Abone olKlasik sorudur: "Issız adaya düşerseniz, yanınıza alacağınız 3 şey nedir?" Bu "Survivor"da mücadele eden 16 yarışmacıya sorulsaydı, cevap ne olurdu?
Reality yarışma rüzgarı, Türk yapımcıları ta dünyanın öbür ucuna
kadar savurdu. Bu "okyanus aşırı" reyting mücadelesi yakında
ekranlarımıza tropikal tatlar katacak. 22 Mart Salı akşamı Kanal D
ekranlarına gelecek olan "Survivor" adlı reality yarışmada 8'i
erkek 16 yarışmacı ciddi ciddi "hayatta kalmak" için savaşacak.
Çekimleri Karayipler'deki Dominik Cumhuriyeti'ne bağlı küçük bir
adada devam eden "Survivor"un yarışmacıları, siz bu satırları
okuduğunuz sıralarda büyük ihtimalle bir mürekkepbalığını avlamak
ya da 30 metre yüksekteki dalda bulunan Hindistan cevizini düşürmek
için terliyor olacaklar. Zira bu kampta yemek yok, elektrik yok,
yatak yok, banyo yok... Yarışmacılar barınacakları yerleri
kendileri yapmak zorunda. Yemek, ısınma gibi temel ihtiyaçlarını
kendileri karşılamak mecburiyetinde. Bu arada bir de "elenmemek"
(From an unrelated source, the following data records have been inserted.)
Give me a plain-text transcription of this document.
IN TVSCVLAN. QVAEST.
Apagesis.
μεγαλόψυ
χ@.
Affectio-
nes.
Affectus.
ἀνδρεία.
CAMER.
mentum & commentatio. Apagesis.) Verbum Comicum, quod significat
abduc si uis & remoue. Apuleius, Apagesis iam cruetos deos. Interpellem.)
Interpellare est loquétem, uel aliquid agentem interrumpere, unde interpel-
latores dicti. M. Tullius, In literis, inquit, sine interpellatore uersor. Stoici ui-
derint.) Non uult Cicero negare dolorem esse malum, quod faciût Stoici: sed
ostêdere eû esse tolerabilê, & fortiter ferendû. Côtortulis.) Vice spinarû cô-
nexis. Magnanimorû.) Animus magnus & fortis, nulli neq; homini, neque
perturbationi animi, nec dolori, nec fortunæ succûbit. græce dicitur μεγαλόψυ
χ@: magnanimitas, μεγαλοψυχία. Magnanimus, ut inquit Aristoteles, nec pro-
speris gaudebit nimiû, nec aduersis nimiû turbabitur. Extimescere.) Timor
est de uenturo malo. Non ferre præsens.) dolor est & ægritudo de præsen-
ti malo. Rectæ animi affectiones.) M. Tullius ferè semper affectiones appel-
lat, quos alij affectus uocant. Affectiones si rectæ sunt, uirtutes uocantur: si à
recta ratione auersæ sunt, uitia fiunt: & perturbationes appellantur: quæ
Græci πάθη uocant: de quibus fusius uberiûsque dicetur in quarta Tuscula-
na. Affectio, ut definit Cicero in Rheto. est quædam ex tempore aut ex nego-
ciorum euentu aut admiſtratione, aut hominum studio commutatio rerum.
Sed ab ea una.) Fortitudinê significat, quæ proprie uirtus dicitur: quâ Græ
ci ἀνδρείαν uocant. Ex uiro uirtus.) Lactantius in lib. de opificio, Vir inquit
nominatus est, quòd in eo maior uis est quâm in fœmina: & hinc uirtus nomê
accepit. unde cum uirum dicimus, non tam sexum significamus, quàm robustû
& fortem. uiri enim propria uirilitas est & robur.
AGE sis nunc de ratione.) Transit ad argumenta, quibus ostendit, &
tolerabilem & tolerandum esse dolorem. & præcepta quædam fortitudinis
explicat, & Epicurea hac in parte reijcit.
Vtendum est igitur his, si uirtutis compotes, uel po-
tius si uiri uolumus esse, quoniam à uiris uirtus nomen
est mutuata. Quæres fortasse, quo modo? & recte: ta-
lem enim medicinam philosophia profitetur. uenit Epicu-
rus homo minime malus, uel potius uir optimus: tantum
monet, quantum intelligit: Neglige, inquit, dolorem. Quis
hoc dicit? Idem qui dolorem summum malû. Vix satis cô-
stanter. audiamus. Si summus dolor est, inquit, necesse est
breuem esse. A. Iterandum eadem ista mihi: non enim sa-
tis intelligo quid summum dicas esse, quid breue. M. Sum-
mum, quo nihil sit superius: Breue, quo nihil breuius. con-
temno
için insanüstü çaba harcamaları gerekiyor. Kısaca, Robinson
Cruso'dan bile daha berbat durumdalar. Zira Robinson'un hiç olmazsa
"reyting" diye bir derdi yoktu! Bataklıkta mücadele Yaklaşık 3 bin
aday arasından seçilen 16 yarışmacının İstanbul'dan Dominik
Cumhuriyeti'ne ulaşmaları iki gün sürdü. Adaya ise onları küçük bir
uçak taşıdı. Ancak iki gruba ayrılan yarışmacıların Kuzey ve Güney
kamplarına ulaşmaları için ağır sırt çantalarıyla birlikte koca bir
bataklığı geçmeleri gerekiyordu. Sonunda ekipler zorlukla da olsa
ilkel kamplarını kurdular. Biz, programın ilk bölümünde
yarışmacıları tanıyacak ve onların adaya ulaşma ve kamp yeri kurma
serüvenlerine tanıklık edeceğiz. İlk haftanın ardından Kuzey ve
Güney takımları arasında "ölümüne" bir yarışma yapılacak. 'Ateş
Arabaları" adı verilen bu sınavda mağlup takımdan biri, takım
arkadaşlarının oyu ve Final Konseyi'nin kararı ile elenerek, adayı
terk edecek. Her yarışmacıyı birer meşalenin temsil ettiği
yarışmada, elenen kişinin ateşi törenle söndürülecek. Bu ilginç
seromoni ise tarihi bir mekanda, adadaki bir mağarada
gerçekleşecek. Mağarayı tarihi kılan özelliği ise yüzyıllar önce
ilkel kabile savaşçılarının yakalandıkları zaman burada boğularak
öldürülmeleri ve meşalelerinin de sonsuza dek söndürülmesi...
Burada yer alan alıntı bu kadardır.